I woke up thinking about it today as I have every single day for the last two weeks. Specifically, I woke up thinking about the word limbo.
The first thing that comes to mind are Saturday afternoons at Good Times roller rink. When I was about Sarah's age, I'd tie the disco blue laces of my white leather roller skates together, throw them over my shoulder, and head to the rink with 20 of my closest friends for an afternoon of skating in circles to the great tunes of the 80s. Whenever I hear Michael Jackson sing "Rock With You" my mind is back at that roller rink instantly.
Mid-way through the afternoon skate, the DJ would announce Limbo Time, and a long line of kids would take turns skating under a bar that got progressively lower and lower as the line grew shorter and shorter.
I never won that game. Not even once. This morning I decided that it's because I'm not very limber. Physically, emotionally, or spiritually.
I like control. We all do. Oh sure, you can say, "God is in control" and yes, I believe He is, but I think if we're really honest with ourselves, we hate it when we can't dictate our circumstances...or when things in our lives feel like they're in limbo.

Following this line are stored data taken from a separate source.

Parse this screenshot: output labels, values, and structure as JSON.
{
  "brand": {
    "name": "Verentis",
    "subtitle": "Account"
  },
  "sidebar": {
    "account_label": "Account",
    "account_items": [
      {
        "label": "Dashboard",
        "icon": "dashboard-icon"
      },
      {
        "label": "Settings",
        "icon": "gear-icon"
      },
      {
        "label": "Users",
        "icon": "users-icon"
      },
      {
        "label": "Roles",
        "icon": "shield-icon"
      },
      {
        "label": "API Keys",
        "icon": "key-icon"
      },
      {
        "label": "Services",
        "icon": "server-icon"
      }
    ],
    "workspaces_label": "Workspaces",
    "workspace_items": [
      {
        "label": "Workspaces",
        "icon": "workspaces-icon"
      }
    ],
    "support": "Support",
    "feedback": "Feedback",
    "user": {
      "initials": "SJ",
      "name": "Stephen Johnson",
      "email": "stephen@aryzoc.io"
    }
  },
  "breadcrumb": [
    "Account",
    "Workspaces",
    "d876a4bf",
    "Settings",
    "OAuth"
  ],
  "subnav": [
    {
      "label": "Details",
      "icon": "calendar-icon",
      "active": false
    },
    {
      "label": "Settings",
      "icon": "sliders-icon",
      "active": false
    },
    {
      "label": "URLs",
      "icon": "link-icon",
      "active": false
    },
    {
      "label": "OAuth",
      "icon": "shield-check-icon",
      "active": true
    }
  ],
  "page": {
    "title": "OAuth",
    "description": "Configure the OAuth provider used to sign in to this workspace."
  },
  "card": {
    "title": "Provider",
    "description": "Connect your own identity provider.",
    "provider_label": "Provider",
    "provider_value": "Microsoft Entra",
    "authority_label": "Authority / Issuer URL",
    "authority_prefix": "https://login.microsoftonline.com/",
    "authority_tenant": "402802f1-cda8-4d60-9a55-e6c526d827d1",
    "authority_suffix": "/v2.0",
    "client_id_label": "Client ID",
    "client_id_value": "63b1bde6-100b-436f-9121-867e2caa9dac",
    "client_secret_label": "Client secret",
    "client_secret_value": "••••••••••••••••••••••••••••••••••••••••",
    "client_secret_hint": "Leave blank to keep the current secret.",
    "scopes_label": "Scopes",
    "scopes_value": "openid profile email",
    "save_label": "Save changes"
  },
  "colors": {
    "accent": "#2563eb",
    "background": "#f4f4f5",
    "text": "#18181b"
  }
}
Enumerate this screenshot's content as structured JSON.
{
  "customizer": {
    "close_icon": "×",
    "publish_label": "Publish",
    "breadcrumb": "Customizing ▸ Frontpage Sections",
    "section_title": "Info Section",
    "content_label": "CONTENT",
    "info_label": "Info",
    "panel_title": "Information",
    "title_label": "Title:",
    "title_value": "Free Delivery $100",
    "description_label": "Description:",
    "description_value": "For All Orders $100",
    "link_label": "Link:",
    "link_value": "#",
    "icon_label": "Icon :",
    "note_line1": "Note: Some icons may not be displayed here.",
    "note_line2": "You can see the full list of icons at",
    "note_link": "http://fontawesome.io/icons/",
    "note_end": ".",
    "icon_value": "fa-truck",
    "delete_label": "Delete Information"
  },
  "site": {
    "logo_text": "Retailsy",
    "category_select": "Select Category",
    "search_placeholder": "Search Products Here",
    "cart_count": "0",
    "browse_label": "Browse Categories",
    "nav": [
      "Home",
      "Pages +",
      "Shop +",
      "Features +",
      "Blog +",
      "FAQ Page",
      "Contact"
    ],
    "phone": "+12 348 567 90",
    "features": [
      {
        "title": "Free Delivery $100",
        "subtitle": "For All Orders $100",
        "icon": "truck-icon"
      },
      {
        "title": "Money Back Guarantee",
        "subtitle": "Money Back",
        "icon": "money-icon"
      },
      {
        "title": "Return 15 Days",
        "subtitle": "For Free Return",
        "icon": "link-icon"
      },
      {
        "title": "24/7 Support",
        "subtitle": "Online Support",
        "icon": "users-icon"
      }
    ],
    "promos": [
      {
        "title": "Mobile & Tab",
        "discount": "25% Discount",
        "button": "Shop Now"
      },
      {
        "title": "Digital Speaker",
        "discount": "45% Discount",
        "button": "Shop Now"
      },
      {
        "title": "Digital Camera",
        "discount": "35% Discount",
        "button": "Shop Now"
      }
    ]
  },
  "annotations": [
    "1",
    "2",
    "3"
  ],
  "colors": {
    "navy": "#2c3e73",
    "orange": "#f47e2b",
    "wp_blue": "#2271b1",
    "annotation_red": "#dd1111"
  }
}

Limbo. That weird place of tension between knowing and not knowing.
I don't know what the doctors are going to tell my dad next week. (His ultrasound procedure got bumped up to Monday, which is excellent). I don't know when we're leaving to go be with my dad. I don't even know where we're going to spend Thanksgiving. Our plans are very dependent on what my dad hears on Monday. I don't know what today is going to look like seeing as how my youngest daughter woke up with a fever.
I just looked up the definition of limber. Webster says this: bending readily; flexible; pliant. I'm asking God to infuse my heart, mind, and spirit with limberness today because honestly, I'm having a hard time with that bendable, flexible, and pliant stuff.